The Epic Mix phenomenon
Why did these people come here? To play a virtual video game on the mountain? They had their phones out, tracking vertical feet, receiving fake medals and virtual praise on the lift — even complaining about not getting 3G at the top of Imperial. When they tell their friends back wherever, do they talk about the sick snow, humbling beauty and challenging terrain? Or about the sweet screen that actually motivated all their actions?
Epic Mix also has some possibly hazardous elements to it. People are constantly looking at their phones. This is dangerous because people do it while actually skiing and trying to exit the lift. This is clearly a bad idea.
Two, incentives are given for accomplishing tasks on the hill (so I’m told), like ski all five peaks and get a fake medal. Well, what if Johnny Texas wants to really get that medal? It is his first day, but he wants that “medal,” so he goes and takes Falcon Chair to get Peak 10 “off his list.” He sucks at skiing, and Peak 10 is far too difficult for him — broken leg or worse. Yes, I get we can’t blame Epic Mix for this fully, but Vail has to be aware that Johnny Texans are driven by these sorts of things, and it is a real risk, putting all of us in danger.
Validation through Strava
Strava is an application that allows you to track distance, vertical footage, time, speed, etc. It is not tied to Vail — it works off satellite. This is a very useful tool for athletes, aiding in training, pace and mileage logging. It has benefits, but many people become addicted to this — always having to get more miles, push harder and go beyond limits. I am all about people pushing and improving; however, limits exist. Epic Mix and Strava do not know your limits; they merely track your movements.
The programs themselves are not the problem, per se. Our obsession for validation from others is the problem. All of these apps link to your Facebook page (I am assuming, again) and display your results for the world to see.
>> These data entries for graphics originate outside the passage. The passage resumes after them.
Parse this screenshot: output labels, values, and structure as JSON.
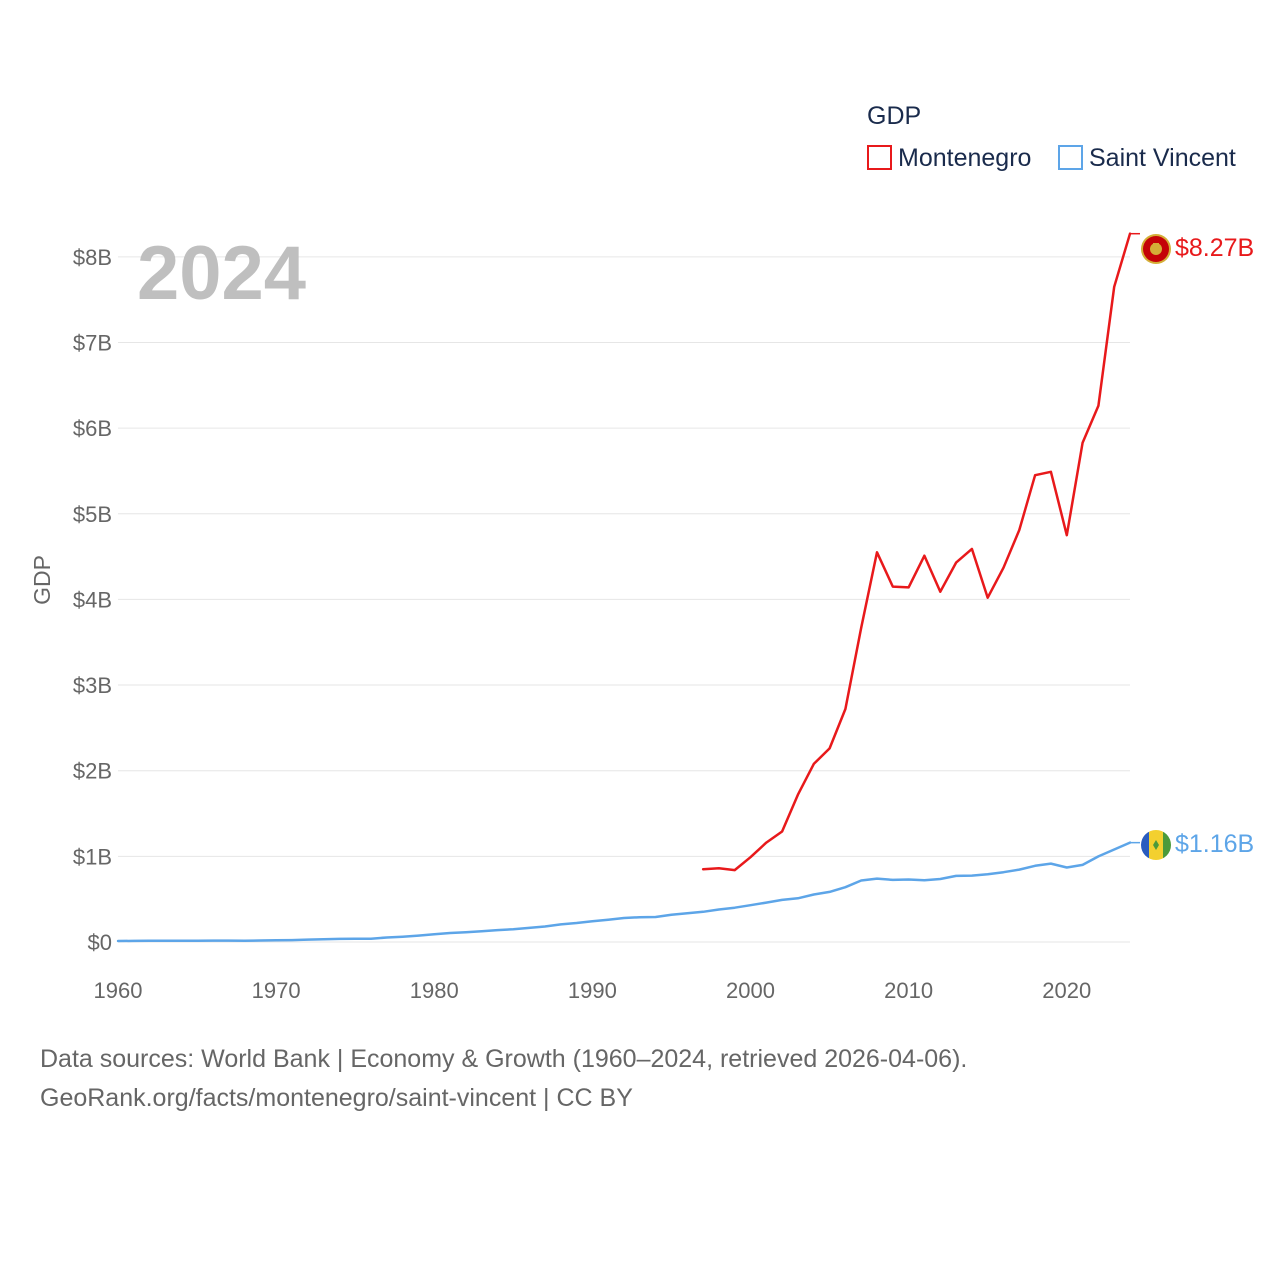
{
  "chart_data": {
    "type": "line",
    "title": "GDP",
    "ylabel": "GDP",
    "xlabel": "",
    "year_label": "2024",
    "xlim": [
      1960,
      2024
    ],
    "ylim": [
      0,
      8500000000
    ],
    "x_ticks": [
      1960,
      1970,
      1980,
      1990,
      2000,
      2010,
      2020
    ],
    "y_ticks": [
      {
        "value": 0,
        "label": "$0"
      },
      {
        "value": 1000000000,
        "label": "$1B"
      },
      {
        "value": 2000000000,
        "label": "$2B"
      },
      {
        "value": 3000000000,
        "label": "$3B"
      },
      {
        "value": 4000000000,
        "label": "$4B"
      },
      {
        "value": 5000000000,
        "label": "$5B"
      },
      {
        "value": 6000000000,
        "label": "$6B"
      },
      {
        "value": 7000000000,
        "label": "$7B"
      },
      {
        "value": 8000000000,
        "label": "$8B"
      }
    ],
    "grid": true,
    "legend_position": "top-right",
    "series": [
      {
        "name": "Montenegro",
        "color": "#e8191b",
        "end_label": "$8.27B",
        "flag_icon": "montenegro-flag-icon",
        "x": [
          1997,
          1998,
          1999,
          2000,
          2001,
          2002,
          2003,
          2004,
          2005,
          2006,
          2007,
          2008,
          2009,
          2010,
          2011,
          2012,
          2013,
          2014,
          2015,
          2016,
          2017,
          2018,
          2019,
          2020,
          2021,
          2022,
          2023,
          2024
        ],
        "values": [
          850000000,
          860000000,
          840000000,
          990000000,
          1160000000,
          1290000000,
          1720000000,
          2080000000,
          2260000000,
          2720000000,
          3670000000,
          4550000000,
          4150000000,
          4140000000,
          4510000000,
          4090000000,
          4430000000,
          4590000000,
          4020000000,
          4370000000,
          4810000000,
          5450000000,
          5490000000,
          4750000000,
          5830000000,
          6260000000,
          7650000000,
          8270000000
        ]
      },
      {
        "name": "Saint Vincent",
        "color": "#5da5e8",
        "end_label": "$1.16B",
        "flag_icon": "saint-vincent-flag-icon",
        "x": [
          1960,
          1961,
          1962,
          1963,
          1964,
          1965,
          1966,
          1967,
          1968,
          1969,
          1970,
          1971,
          1972,
          1973,
          1974,
          1975,
          1976,
          1977,
          1978,
          1979,
          1980,
          1981,
          1982,
          1983,
          1984,
          1985,
          1986,
          1987,
          1988,
          1989,
          1990,
          1991,
          1992,
          1993,
          1994,
          1995,
          1996,
          1997,
          1998,
          1999,
          2000,
          2001,
          2002,
          2003,
          2004,
          2005,
          2006,
          2007,
          2008,
          2009,
          2010,
          2011,
          2012,
          2013,
          2014,
          2015,
          2016,
          2017,
          2018,
          2019,
          2020,
          2021,
          2022,
          2023,
          2024
        ],
        "values": [
          12000000,
          13000000,
          14000000,
          14000000,
          15000000,
          15000000,
          16000000,
          16000000,
          15000000,
          17000000,
          20000000,
          22000000,
          28000000,
          33000000,
          36000000,
          38000000,
          38000000,
          52000000,
          62000000,
          75000000,
          90000000,
          105000000,
          115000000,
          126000000,
          139000000,
          150000000,
          165000000,
          181000000,
          205000000,
          222000000,
          243000000,
          260000000,
          280000000,
          290000000,
          292000000,
          318000000,
          335000000,
          353000000,
          380000000,
          400000000,
          430000000,
          460000000,
          492000000,
          510000000,
          555000000,
          585000000,
          640000000,
          718000000,
          740000000,
          725000000,
          730000000,
          720000000,
          735000000,
          772000000,
          775000000,
          790000000,
          815000000,
          845000000,
          890000000,
          915000000,
          870000000,
          900000000,
          1000000000,
          1080000000,
          1160000000
        ]
      }
    ]
  },
  "footer": {
    "line1": "Data sources: World Bank | Economy & Growth (1960–2024, retrieved 2026-04-06).",
    "line2": "GeoRank.org/facts/montenegro/saint-vincent | CC BY"
  }
}
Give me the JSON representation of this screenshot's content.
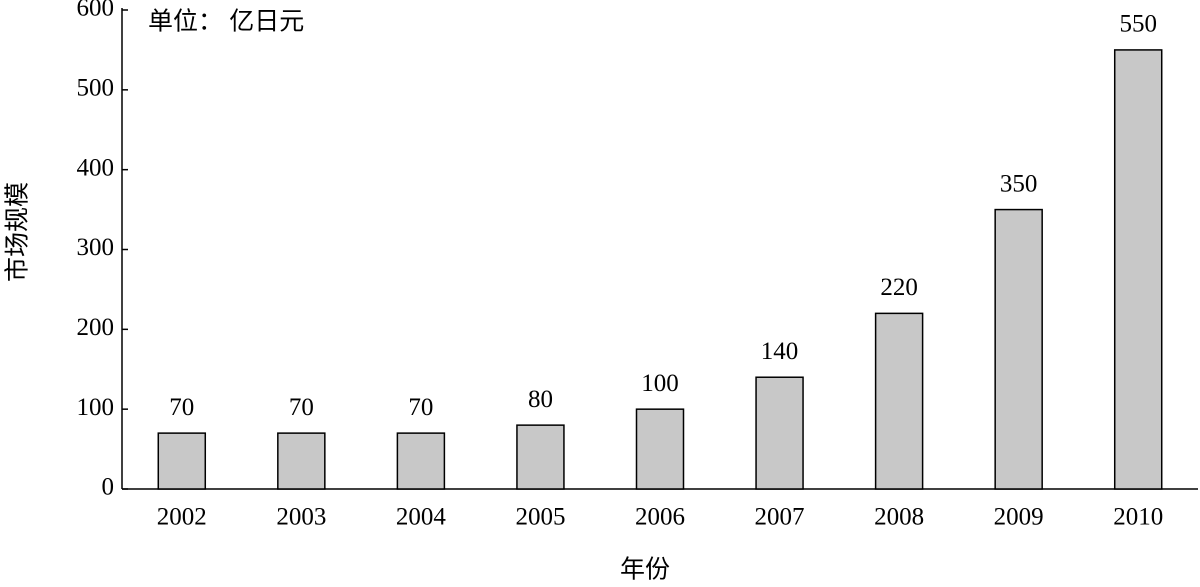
{
  "chart_data": {
    "type": "bar",
    "annotation": "单位： 亿日元",
    "x_label": "年份",
    "y_label": "市场规模",
    "categories": [
      "2002",
      "2003",
      "2004",
      "2005",
      "2006",
      "2007",
      "2008",
      "2009",
      "2010"
    ],
    "values": [
      70,
      70,
      70,
      80,
      100,
      140,
      220,
      350,
      550
    ],
    "color": "#c8c8c8",
    "ylim": [
      0,
      600
    ],
    "yticks": [
      0,
      100,
      200,
      300,
      400,
      500,
      600
    ],
    "grid": false
  }
}
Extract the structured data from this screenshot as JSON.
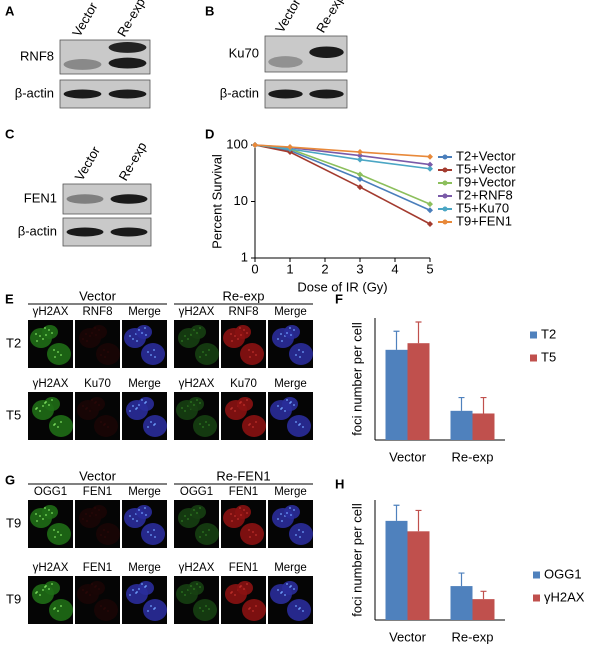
{
  "panels": {
    "A": {
      "label": "A",
      "columns": [
        "Vector",
        "Re-exp"
      ],
      "rows": [
        "RNF8",
        "β-actin"
      ]
    },
    "B": {
      "label": "B",
      "columns": [
        "Vector",
        "Re-exp"
      ],
      "rows": [
        "Ku70",
        "β-actin"
      ]
    },
    "C": {
      "label": "C",
      "columns": [
        "Vector",
        "Re-exp"
      ],
      "rows": [
        "FEN1",
        "β-actin"
      ]
    },
    "E": {
      "label": "E",
      "groups": [
        "Vector",
        "Re-exp"
      ],
      "rows": [
        {
          "name": "T2",
          "channels": [
            "γH2AX",
            "RNF8",
            "Merge",
            "γH2AX",
            "RNF8",
            "Merge"
          ]
        },
        {
          "name": "T5",
          "channels": [
            "γH2AX",
            "Ku70",
            "Merge",
            "γH2AX",
            "Ku70",
            "Merge"
          ]
        }
      ]
    },
    "G": {
      "label": "G",
      "groups": [
        "Vector",
        "Re-FEN1"
      ],
      "rows": [
        {
          "name": "T9",
          "channels": [
            "OGG1",
            "FEN1",
            "Merge",
            "OGG1",
            "FEN1",
            "Merge"
          ]
        },
        {
          "name": "T9",
          "channels": [
            "γH2AX",
            "FEN1",
            "Merge",
            "γH2AX",
            "FEN1",
            "Merge"
          ]
        }
      ]
    }
  },
  "chart_data": [
    {
      "type": "line",
      "panel_label": "D",
      "x_label": "Dose of IR (Gy)",
      "y_label": "Percent Survival",
      "x": [
        0,
        1,
        3,
        5
      ],
      "xlim": [
        0,
        5
      ],
      "xticks": [
        0,
        1,
        2,
        3,
        4,
        5
      ],
      "yscale": "log",
      "ylim": [
        1,
        100
      ],
      "yticks": [
        1,
        10,
        100
      ],
      "series": [
        {
          "name": "T2+Vector",
          "color": "#4a7ebb",
          "values": [
            100,
            80,
            25,
            7
          ]
        },
        {
          "name": "T5+Vector",
          "color": "#a33b2f",
          "values": [
            100,
            75,
            18,
            4
          ]
        },
        {
          "name": "T9+Vector",
          "color": "#8cbf5c",
          "values": [
            100,
            85,
            30,
            9
          ]
        },
        {
          "name": "T2+RNF8",
          "color": "#7a5aa8",
          "values": [
            100,
            90,
            65,
            45
          ]
        },
        {
          "name": "T5+Ku70",
          "color": "#4ba6c4",
          "values": [
            100,
            85,
            55,
            38
          ]
        },
        {
          "name": "T9+FEN1",
          "color": "#e8893a",
          "values": [
            100,
            92,
            75,
            62
          ]
        }
      ]
    },
    {
      "type": "bar",
      "panel_label": "F",
      "y_label": "foci number per cell",
      "categories": [
        "Vector",
        "Re-exp"
      ],
      "ylim": [
        0,
        46
      ],
      "series": [
        {
          "name": "T2",
          "color": "#4f81bd",
          "values": [
            34,
            11
          ],
          "errors": [
            7,
            5
          ]
        },
        {
          "name": "T5",
          "color": "#c0504d",
          "values": [
            36.5,
            10
          ],
          "errors": [
            8,
            6
          ]
        }
      ]
    },
    {
      "type": "bar",
      "panel_label": "H",
      "y_label": "foci number per cell",
      "categories": [
        "Vector",
        "Re-exp"
      ],
      "ylim": [
        0,
        46
      ],
      "series": [
        {
          "name": "OGG1",
          "color": "#4f81bd",
          "values": [
            38,
            13
          ],
          "errors": [
            6,
            5
          ]
        },
        {
          "name": "γH2AX",
          "color": "#c0504d",
          "values": [
            34,
            8
          ],
          "errors": [
            8,
            3
          ]
        }
      ]
    }
  ]
}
People become obsessed with sharing this with the world. In some part, people want validation about what they have just done — likes, comments and shares become a measuring tool of success, not the rewarding feeling of skiing down a mountain, the rush of going fast, of feeling the cool breeze on your face and the joy of skiing — the whole reason you came out to Summit County, Colorado. They seek social gratification from others.
The reality lens
The best lens to view Summit County through is the lens in your eye (The lens in your goggles is good, too). The best photo — and this is coming from a passionate amateur photographer — is the mental photo. I am not saying to stop sharing or don’t take photos — that is asinine. Of course you should. Tell your friends how great Summit County is, show them photos in person, tell epic stories — no quantifiable statistics needed. Do not let the screen-measurables dictate the type of trip you have; let your heart, body and soul guide your trip.
Get your face off your screens. Between hashtags, shares, likes and status updates, you might really have a great trip. Take a vacation from the tether of technology while you are on the hill. I find my spirituality from these mountains, recharge my soul, breathe the freshest air on earth and love ripping down a steep bowl and feeling more freedom than anywhere else in my life. The only screen needed is sunscreen.
Drew Mikita is an associate professor of psychology at Colorado Mountain College. Since 2007, he has practiced mental health in Summit County as a licensed professional counselor. He is also a sports psychology consultant currently pursuing a doctorate in sport psychology. Originally from Summit County, Ohio, Drew is living out his dream as a mountain person.